El capitán Fuenzalida se animó a hablar. «Estoy esperando las órdenes de mi mayor.»

«¡¿Qué, no está claro?! ¡Me lo fusila antes que caiga el sol o lo hago fusilar a usted antes de que llegue el general a tomarme cuentas!» Dicho lo cual, sin contestar al saludo militar del capitán y los centinelas, el mayor Valenzuela abandonó la habitación.

VI

«¿Y quieres salir a la radio a contar esa fábula como si fuera la verdad? Francamente, Mariaca, los peruanos somos buena gente pero tú nos quieres agarrar de cojudos. Al coronel Leoncio Prado lo fusilaron por violar leyes de guerra. Estaba prohibido de tomar armas contra un país que ya lo había hecho prisionero una vez. Ahora, si lo fusilaron en la cama fue por apuro, pero no por órdenes de un cornudo...»

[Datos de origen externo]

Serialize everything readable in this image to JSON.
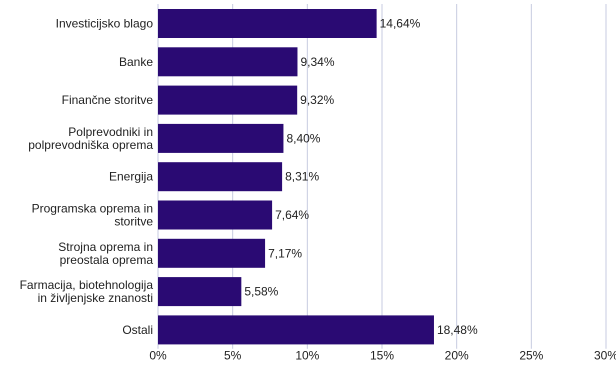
{
  "chart_data": {
    "type": "bar",
    "orientation": "horizontal",
    "categories": [
      [
        "Investicijsko blago"
      ],
      [
        "Banke"
      ],
      [
        "Finančne storitve"
      ],
      [
        "Polprevodniki in",
        "polprevodniška oprema"
      ],
      [
        "Energija"
      ],
      [
        "Programska oprema in",
        "storitve"
      ],
      [
        "Strojna oprema in",
        "preostala oprema"
      ],
      [
        "Farmacija, biotehnologija",
        "in življenjske znanosti"
      ],
      [
        "Ostali"
      ]
    ],
    "values": [
      14.64,
      9.34,
      9.32,
      8.4,
      8.31,
      7.64,
      7.17,
      5.58,
      18.48
    ],
    "value_labels": [
      "14,64%",
      "9,34%",
      "9,32%",
      "8,40%",
      "8,31%",
      "7,64%",
      "7,17%",
      "5,58%",
      "18,48%"
    ],
    "xlim": [
      0,
      30
    ],
    "x_ticks": [
      0,
      5,
      10,
      15,
      20,
      25,
      30
    ],
    "x_tick_labels": [
      "0%",
      "5%",
      "10%",
      "15%",
      "20%",
      "25%",
      "30%"
    ],
    "title": "",
    "xlabel": "",
    "ylabel": "",
    "grid": true,
    "legend": "none",
    "colors": {
      "bar": "#2a0a73",
      "grid": "#c7cbe0",
      "text": "#222222"
    }
  }
}
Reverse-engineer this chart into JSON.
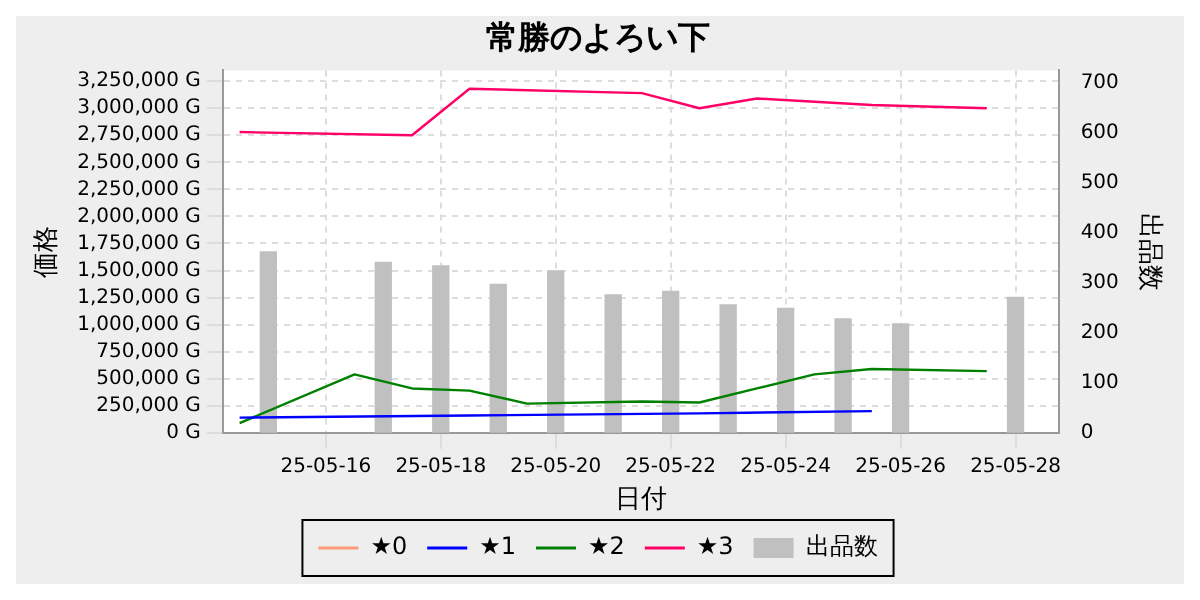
{
  "chart_data": {
    "type": "line",
    "title": "常勝のよろい下",
    "xlabel": "日付",
    "ylabel": "価格",
    "y2label": "出品数",
    "xlim": [
      "--05-14T05:00",
      "--05-28T18:00"
    ],
    "xticks": [
      {
        "value": "--05-16",
        "label": "25-05-16"
      },
      {
        "value": "--05-18",
        "label": "25-05-18"
      },
      {
        "value": "--05-20",
        "label": "25-05-20"
      },
      {
        "value": "--05-22",
        "label": "25-05-22"
      },
      {
        "value": "--05-24",
        "label": "25-05-24"
      },
      {
        "value": "--05-26",
        "label": "25-05-26"
      },
      {
        "value": "--05-28",
        "label": "25-05-28"
      }
    ],
    "ylim": [
      0,
      3350000
    ],
    "yticks": [
      {
        "value": 0,
        "label": "0 G"
      },
      {
        "value": 250000,
        "label": "250,000 G"
      },
      {
        "value": 500000,
        "label": "500,000 G"
      },
      {
        "value": 750000,
        "label": "750,000 G"
      },
      {
        "value": 1000000,
        "label": "1,000,000 G"
      },
      {
        "value": 1250000,
        "label": "1,250,000 G"
      },
      {
        "value": 1500000,
        "label": "1,500,000 G"
      },
      {
        "value": 1750000,
        "label": "1,750,000 G"
      },
      {
        "value": 2000000,
        "label": "2,000,000 G"
      },
      {
        "value": 2250000,
        "label": "2,250,000 G"
      },
      {
        "value": 2500000,
        "label": "2,500,000 G"
      },
      {
        "value": 2750000,
        "label": "2,750,000 G"
      },
      {
        "value": 3000000,
        "label": "3,000,000 G"
      },
      {
        "value": 3250000,
        "label": "3,250,000 G"
      }
    ],
    "y2lim": [
      0,
      725
    ],
    "y2ticks": [
      0,
      100,
      200,
      300,
      400,
      500,
      600,
      700
    ],
    "grid": true,
    "legend": "bottom",
    "line_style": "solid",
    "marker": "none",
    "series": [
      {
        "name": "★0",
        "color": "#ff9977"
      },
      {
        "name": "★1",
        "color": "#0000ff",
        "x": [
          "--05-14T12:00",
          "--05-18T12:00",
          "--05-22T12:00",
          "--05-25T12:00"
        ],
        "values": [
          140000,
          160000,
          180000,
          200000
        ]
      },
      {
        "name": "★2",
        "color": "#008000",
        "x": [
          "--05-14T12:00",
          "--05-16T12:00",
          "--05-17T12:00",
          "--05-18T12:00",
          "--05-19T12:00",
          "--05-21T12:00",
          "--05-22T12:00",
          "--05-23T12:00",
          "--05-24T12:00",
          "--05-25T12:00",
          "--05-27T12:00"
        ],
        "values": [
          90000,
          540000,
          410000,
          390000,
          270000,
          290000,
          280000,
          410000,
          540000,
          590000,
          570000
        ]
      },
      {
        "name": "★3",
        "color": "#ff0066",
        "x": [
          "--05-14T12:00",
          "--05-17T12:00",
          "--05-18T12:00",
          "--05-21T12:00",
          "--05-22T12:00",
          "--05-23T12:00",
          "--05-25T12:00",
          "--05-27T12:00"
        ],
        "values": [
          2780000,
          2750000,
          3180000,
          3140000,
          3000000,
          3090000,
          3030000,
          3000000
        ]
      },
      {
        "name": "出品数",
        "type": "bar",
        "axis": "y2",
        "color": "#c0c0c0",
        "x": [
          "--05-15",
          "--05-17",
          "--05-18",
          "--05-19",
          "--05-20",
          "--05-21",
          "--05-22",
          "--05-23",
          "--05-24",
          "--05-25",
          "--05-26",
          "--05-28"
        ],
        "values": [
          362,
          341,
          334,
          297,
          324,
          276,
          283,
          256,
          249,
          228,
          218,
          271
        ]
      }
    ]
  }
}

A Mariaca no le había cambiado la expresión burlona en el rostro: «Es que yo tengo las pruebas. Lo que Prado no supo nunca es que dejó a Isabel Encarnación embarazada y que el marido se negó a darle su apellido al niño, de manera que lo tuvo que inscribir con su apellido de soltera. Además, conservó las cartas de don Leoncio.»

«¿Y quién te contó a ti la historia?» Mariaca se rió a carcajadas, «Mi abuela.» Pensé entonces que admitiría que había estado hablando en broma pero agregó, súbitamente serio, «Mi abuela paterna, Isabel Encarnación Mariaca.»